Malheureusement les esprits échauffés d’abord par l’amour de la patrie, ne le furent dans la suite que par la jalousie & par l’ambition. Ces deux cruelles passions n’arrêterent pas seulement les progrès de la république de Gènes, elles la remplirent cent fois d’horreur & de confusion par la part que prirent dans ses troubles les empereurs Robert roi de Naples, les Visconti, les marquis de Monferrat, les Sforces, & la France, qui y furent successivement appellés par les différens partis qui la divisoient. Enfin André Doria ayant eu le bonheur & l’habileté de réunir les esprits de ses concitoyens, il parvint en 1528 à établir dans Gènes l’ordre du gouvernement aristocratique qui y subsiste encore aujourd’hui, & qui est connu de tout le monde. Ce grand homme qui auroit pu peut-être s’emparer de la souveraineté, se contenta d’avoir affermi la liberté, & procuré la tranquillité si nécessaire à sa patrie.
Gènes dans ses tems florissans possédoit plusieurs îles de l’Archipel, & plusieurs villes sur les côtes de la Grece & de la mer Noire ; Pera même, un des fauxbourgs de Constantinople, étoit sous sa domination : mais l’aggrandissement de la puissance ottomane lui ayant fait perdre toutes ces possessions là, son commerce du Levant en a tellement souffert, qu’à peine voit-on paroître à-présent quelqu’un de ses vaisseaux dans les états du grand-seigneur.
Son principal commerce consiste en soies greges & en matasses qu’elle tire de toute l’Italie ; en velours, damas, satins, tapis, draps d’or & d’argent, papeteries, fer en œuvre, & autres manufactures considérables.

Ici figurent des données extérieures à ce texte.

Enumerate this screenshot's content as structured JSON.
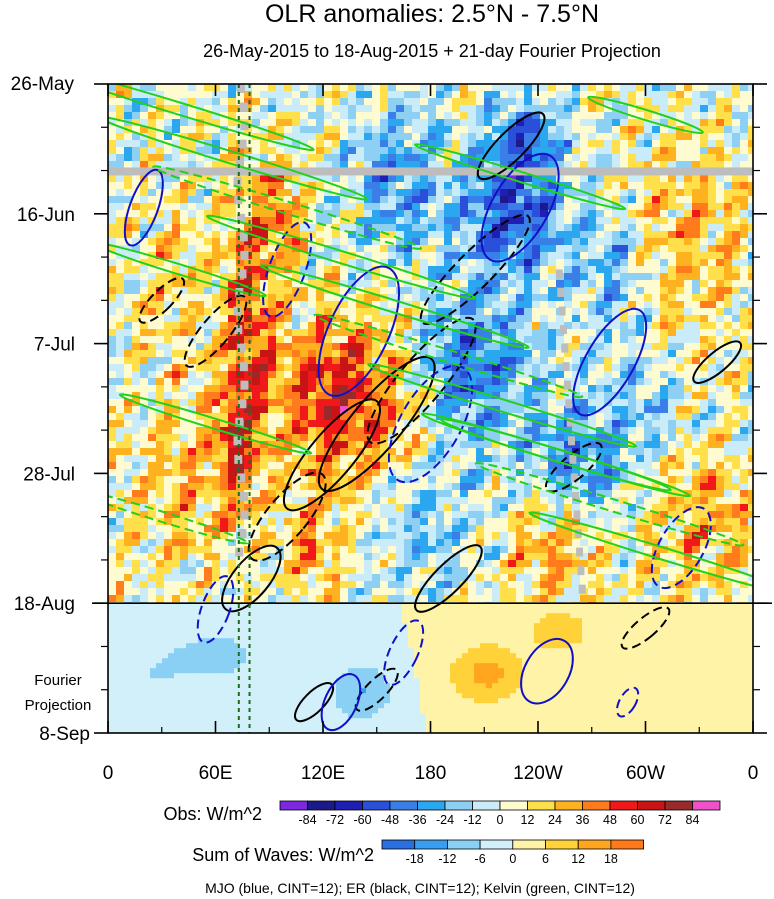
{
  "chart_data": {
    "type": "heatmap",
    "title": "OLR anomalies: 2.5°N - 7.5°N",
    "subtitle": "26-May-2015 to 18-Aug-2015 + 21-day Fourier Projection",
    "x_tick_labels": [
      "0",
      "60E",
      "120E",
      "180",
      "120W",
      "60W",
      "0"
    ],
    "x_tick_lon_east": [
      0,
      60,
      120,
      180,
      240,
      300,
      360
    ],
    "y_tick_labels": [
      "26-May",
      "16-Jun",
      "7-Jul",
      "28-Jul",
      "18-Aug",
      "8-Sep"
    ],
    "y_tick_day": [
      0,
      21,
      42,
      63,
      84,
      105
    ],
    "projection_start_day": 84,
    "projection_label": [
      "Fourier",
      "Projection"
    ],
    "obs_colorbar": {
      "label": "Obs: W/m^2",
      "ticks": [
        "-84",
        "-72",
        "-60",
        "-48",
        "-36",
        "-24",
        "-12",
        "0",
        "12",
        "24",
        "36",
        "48",
        "60",
        "72",
        "84"
      ],
      "colors": [
        "#7b28e0",
        "#1c1a8a",
        "#1f1fb4",
        "#2a4fd8",
        "#3a7ee8",
        "#2aa7ee",
        "#8ed0f4",
        "#c9ecf8",
        "#fffbd0",
        "#ffe04a",
        "#ffb21f",
        "#ff7b1c",
        "#f01818",
        "#c81414",
        "#9a2a2a",
        "#f050c8"
      ]
    },
    "waves_colorbar": {
      "label": "Sum of Waves: W/m^2",
      "ticks": [
        "-18",
        "-12",
        "-6",
        "0",
        "6",
        "12",
        "18"
      ],
      "colors": [
        "#2a6fe0",
        "#3a9ef0",
        "#8ad0f4",
        "#d2f0fa",
        "#fff3a8",
        "#ffd23a",
        "#ffa51e",
        "#ff7a1a"
      ]
    },
    "contour_legend": "MJO (blue, CINT=12); ER (black, CINT=12); Kelvin (green, CINT=12)",
    "series": [
      {
        "name": "MJO",
        "color": "#1010c8"
      },
      {
        "name": "ER",
        "color": "#000000"
      },
      {
        "name": "Kelvin",
        "color": "#22d11a"
      }
    ],
    "reference_lines_lon": [
      73,
      79
    ]
  }
}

La construction des vaisseaux, tant pour sa propre navigation que pour l’usage des étrangers, est encore un objet fort important. La république entretient cinq galeres & quelques frégates, & autres bâtimens, en course contre les Barbaresques, avec lesquels elle est habituellement en guerre.
Gènes & Venise long-tems rivales, sont aujourd’hui revenues à une espece d’égalité pour le négoce ; avec cette différence que les Vénitiens en font un plus considérable dans le Levant ; & les Génois un plus grand que les Vénitiens en France, en Espagne, en Portugal, & ailleurs. Une grande partie des particuliers génois trafiquent en banque, ou autrement ; & leur opulence est communément d’une grande ressource à l’état. (D. J.)

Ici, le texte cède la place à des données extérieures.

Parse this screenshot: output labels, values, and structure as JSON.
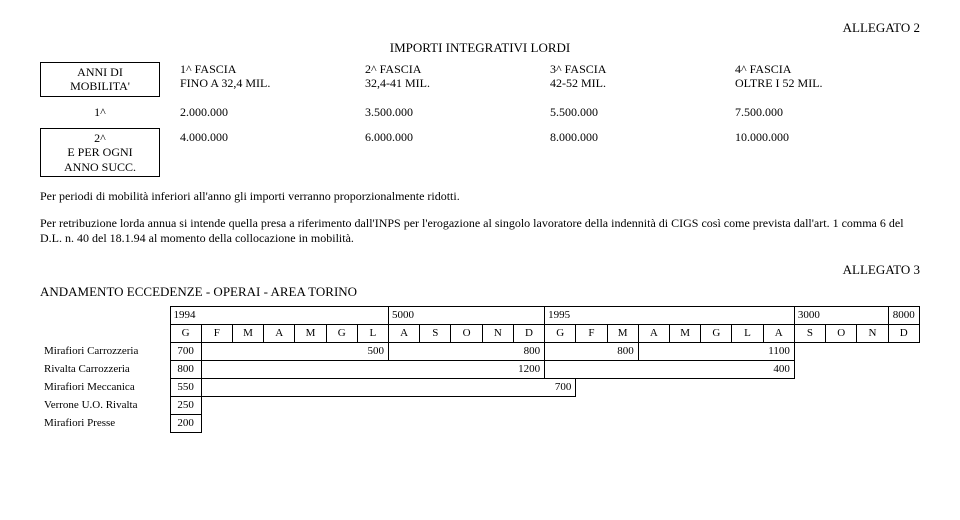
{
  "allegato2": "ALLEGATO 2",
  "title1": "IMPORTI INTEGRATIVI LORDI",
  "header_left_l1": "ANNI DI",
  "header_left_l2": "MOBILITA'",
  "fascia_headers": [
    {
      "l1": "1^ FASCIA",
      "l2": "FINO A 32,4 MIL."
    },
    {
      "l1": "2^ FASCIA",
      "l2": "32,4-41 MIL."
    },
    {
      "l1": "3^ FASCIA",
      "l2": "42-52 MIL."
    },
    {
      "l1": "4^ FASCIA",
      "l2": "OLTRE I 52 MIL."
    }
  ],
  "row1_label": "1^",
  "row1": [
    "2.000.000",
    "3.500.000",
    "5.500.000",
    "7.500.000"
  ],
  "row2_label_l1": "2^",
  "row2_label_l2": "E PER OGNI",
  "row2_label_l3": "ANNO SUCC.",
  "row2": [
    "4.000.000",
    "6.000.000",
    "8.000.000",
    "10.000.000"
  ],
  "para1": "Per periodi di mobilità inferiori all'anno gli importi verranno proporzionalmente ridotti.",
  "para2": "Per retribuzione lorda annua si intende quella presa a riferimento dall'INPS per l'erogazione al singolo lavoratore della indennità di CIGS così come prevista dall'art. 1 comma 6 del D.L. n. 40 del 18.1.94 al momento della collocazione in mobilità.",
  "allegato3": "ALLEGATO 3",
  "title2": "ANDAMENTO ECCEDENZE - OPERAI - AREA TORINO",
  "year1": "1994",
  "year1_val": "5000",
  "year2": "1995",
  "year2_val": "3000",
  "total": "8000",
  "months": [
    "G",
    "F",
    "M",
    "A",
    "M",
    "G",
    "L",
    "A",
    "S",
    "O",
    "N",
    "D",
    "G",
    "F",
    "M",
    "A",
    "M",
    "G",
    "L",
    "A",
    "S",
    "O",
    "N",
    "D"
  ],
  "gantt_rows": [
    {
      "label": "Mirafiori Carrozzeria",
      "start_val": "700",
      "bars": [
        {
          "from": 1,
          "to": 6,
          "val": "500"
        },
        {
          "from": 7,
          "to": 11,
          "val": "800"
        },
        {
          "from": 12,
          "to": 14,
          "val": "800"
        },
        {
          "from": 15,
          "to": 19,
          "val": "1100"
        }
      ]
    },
    {
      "label": "Rivalta Carrozzeria",
      "start_val": "800",
      "bars": [
        {
          "from": 1,
          "to": 11,
          "val": "1200"
        },
        {
          "from": 12,
          "to": 19,
          "val": "400"
        }
      ]
    },
    {
      "label": "Mirafiori Meccanica",
      "start_val": "550",
      "bars": [
        {
          "from": 1,
          "to": 12,
          "val": "700"
        }
      ]
    },
    {
      "label": "Verrone U.O. Rivalta",
      "start_val": "250",
      "bars": []
    },
    {
      "label": "Mirafiori Presse",
      "start_val": "200",
      "bars": []
    }
  ]
}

Gènes, (Géog.) Genua ; & dans les siecles ignorans du moyen âge, Janua, comme si Janus en étoit le fondateur ; ancienne, forte, riche ville, & l’une des principales d’Italie, capitale de la république de Gènes, avec un archevêché & un bon port. Les églises, les édifices publics & les palais y sont magnifiques : les palais se suivent sans être joints avec des maisons ordinaires ; ce qui fait le plus bel effet qu’on puisse desirer. Cette ville commerçante est presque au milieu de l’état de Gènes, en partie dans la plaine, & en partie sur une colline près de la Méditerranée, dans une heureuse & riante situation, à 28 lieues sud-oüest de Milan, 25 sud-est de Turin, 26 sud-oüest de Parme, 45 nord-oüest de Florence, 90 nord-oüest de Rome. Long. suivant Salvego, Cassini & le pere Grimaldi, 26d 7′ 15″. latit. 44d 25′ 0″. (D. J.)